During treatment of patients with hemophilia A, the formation of circulating neutralizing antibodies is possible (inhibitors) Factor VIII. Inhibitors appear especially often in the first years of treatment in young children., suffering from severe hemophilia, or in those patients, who have previously received a limited amount of factor VIII. However, the appearance of inhibitors is possible at any time during the treatment of a patient with hemophilia A. Sick, receiving treatment with any AGF drug, incl. Kogenate FS, need to be closely monitored for factor VIII antibodies through appropriate clinical monitoring and laboratory testing as recommended by the Hemophilia Center. During clinical trials in pretreated patients, 109 adverse events on 4160 infusions (2.6%). Availability, at least, remote connection with the study drug was noted by the researcher only in 13 of these phenomena. Yet 7 adverse events could not be assessed. Thus, 20 adverse events in 11 patients were considered either not evaluable, or how, at least, remotely associated with the use of Cogenate FS with a frequency 0.5% relative to the number of infusions performed. In 72 pre-treated patients with severe hemophilia A, who received Cogenate FS, average, during 54 days, No factor VIII inhibitors were detected.

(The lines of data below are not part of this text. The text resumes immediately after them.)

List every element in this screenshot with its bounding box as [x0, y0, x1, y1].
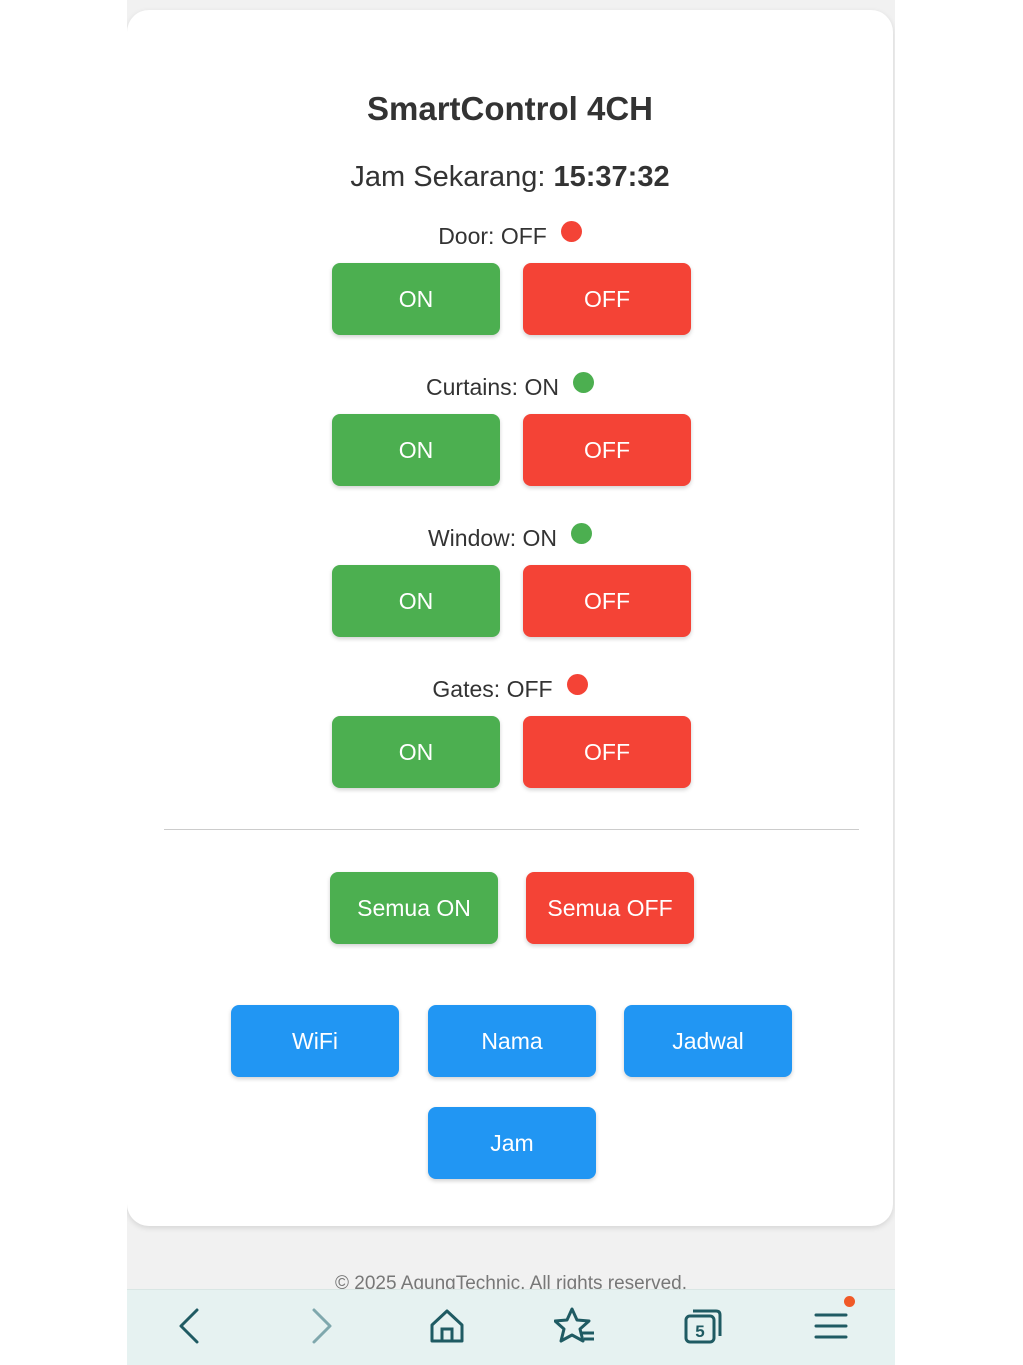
- browser-nav-bar: 5: [127, 1289, 895, 1365]
- tab-count: 5: [695, 1322, 704, 1341]
- clock-label: Jam Sekarang:: [350, 161, 546, 193]
- device-status-gates: Gates: OFF: [127, 674, 893, 703]
- clock-settings-button[interactable]: Jam: [428, 1107, 596, 1179]
- all-off-button[interactable]: Semua OFF: [526, 872, 694, 944]
- window-on-button[interactable]: ON: [332, 565, 500, 637]
- name-settings-button[interactable]: Nama: [428, 1005, 596, 1077]
- gates-off-button[interactable]: OFF: [523, 716, 691, 788]
- forward-icon[interactable]: [299, 1304, 343, 1348]
- status-dot-icon: [566, 674, 588, 695]
- page-title: SmartControl 4CH: [366, 90, 654, 127]
- status-dot-icon: [560, 221, 582, 242]
- current-time: Jam Sekarang: 15:37:32: [127, 161, 893, 194]
- wifi-settings-button[interactable]: WiFi: [231, 1005, 399, 1077]
- control-card: SmartControl 4CH Jam Sekarang: 15:37:32 …: [127, 10, 893, 1226]
- device-status-door: Door: OFF: [127, 221, 893, 250]
- device-label: Gates: OFF: [432, 676, 553, 702]
- tabs-icon[interactable]: 5: [681, 1304, 725, 1348]
- menu-icon[interactable]: [809, 1296, 855, 1348]
- back-icon[interactable]: [168, 1304, 212, 1348]
- device-label: Curtains: ON: [426, 374, 559, 400]
- bookmark-star-icon[interactable]: [553, 1304, 597, 1348]
- curtains-off-button[interactable]: OFF: [523, 414, 691, 486]
- device-status-curtains: Curtains: ON: [127, 372, 893, 401]
- curtains-on-button[interactable]: ON: [332, 414, 500, 486]
- door-off-button[interactable]: OFF: [523, 263, 691, 335]
- gates-on-button[interactable]: ON: [332, 716, 500, 788]
- home-icon[interactable]: [425, 1304, 469, 1348]
- status-dot-icon: [572, 372, 594, 393]
- device-label: Window: ON: [427, 525, 558, 551]
- schedule-settings-button[interactable]: Jadwal: [624, 1005, 792, 1077]
- divider: [164, 829, 859, 830]
- door-on-button[interactable]: ON: [332, 263, 500, 335]
- status-dot-icon: [571, 523, 593, 544]
- clock-time: 15:37:32: [553, 161, 670, 193]
- notification-dot-icon: [844, 1296, 855, 1307]
- window-off-button[interactable]: OFF: [523, 565, 691, 637]
- device-label: Door: OFF: [438, 223, 547, 249]
- device-status-window: Window: ON: [127, 523, 893, 552]
- browser-viewport: SmartControl 4CH Jam Sekarang: 15:37:32 …: [127, 0, 895, 1365]
- all-on-button[interactable]: Semua ON: [330, 872, 498, 944]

During clinical trials, all patients were tested for seroconversion against mouse and hamster proteins. After the start of treatment, specific antibodies to these proteins did not develop in any of the patients., and no serious allergic reactions, related to animal proteins, against the background of rFVIII infusions – No FS noted. Despite this, patients should be informed of the possibility of developing a hypersensitivity reaction to mice and/or hamster proteins and warned of early signs of such a reaction (eg, hives, localized or generalized urticaria, wheezing and hypotension). Patients should be advised to stop using the drug if such symptoms occur and contact their physician..

Clinical studies of Cogenate FS did not include a sufficient number of patients aged 65 and older, so that we can determine, whether their response to treatment differs from that of younger patients. As for any patient, receiving Cogenate FS, the dose for elderly patients must be selected individually.

Use in Pediatrics

Cogenate FS can be used to treat children. Safety and efficacy studies have been conducted in children (n =62), pre-treated and minimally treated.

Effects on ability to drive vehicles and management mechanisms

No information, that administration of the drug Cogenate FS may reduce the ability to drive a car or operate machines.

The results of experimental studies

In vitro analysis of the mutagenic potential of rFVIII at doses, значительно превышающих максимальную терапевтическую дозу, не выявил обратной мутации или хромосомных аберраций. Исследование rFVIII in vivo на животных с использованием доз, in 10-40 раз превышающих ожидаемый терапевтический максимум, также показало, что rFVIII не обладает мутагенным потенциалом. Долгосрочных исследований на предмет канцерогенного потенциала у животных не проводилось.

Overdose

Симптомы передозировки препарата Когенэйт ФС неизвестны.

Drug Interactions

Лекарственное взаимодействие препарата Когенэйт ФС не изучено.

Conditions of supply of pharmacies

The drug prescription.

Conditions and terms

The drug should be stored out of reach of children, dark place at a temperature of 2 ° to 8 ° C; Do not freeze. Shelf life of lyophilisate – 30 Months, Solvent – 48 Months.

Разрешается хранение препарата при температуре не выше 25°С не более 3 months, eg, при лечении в домашних условиях.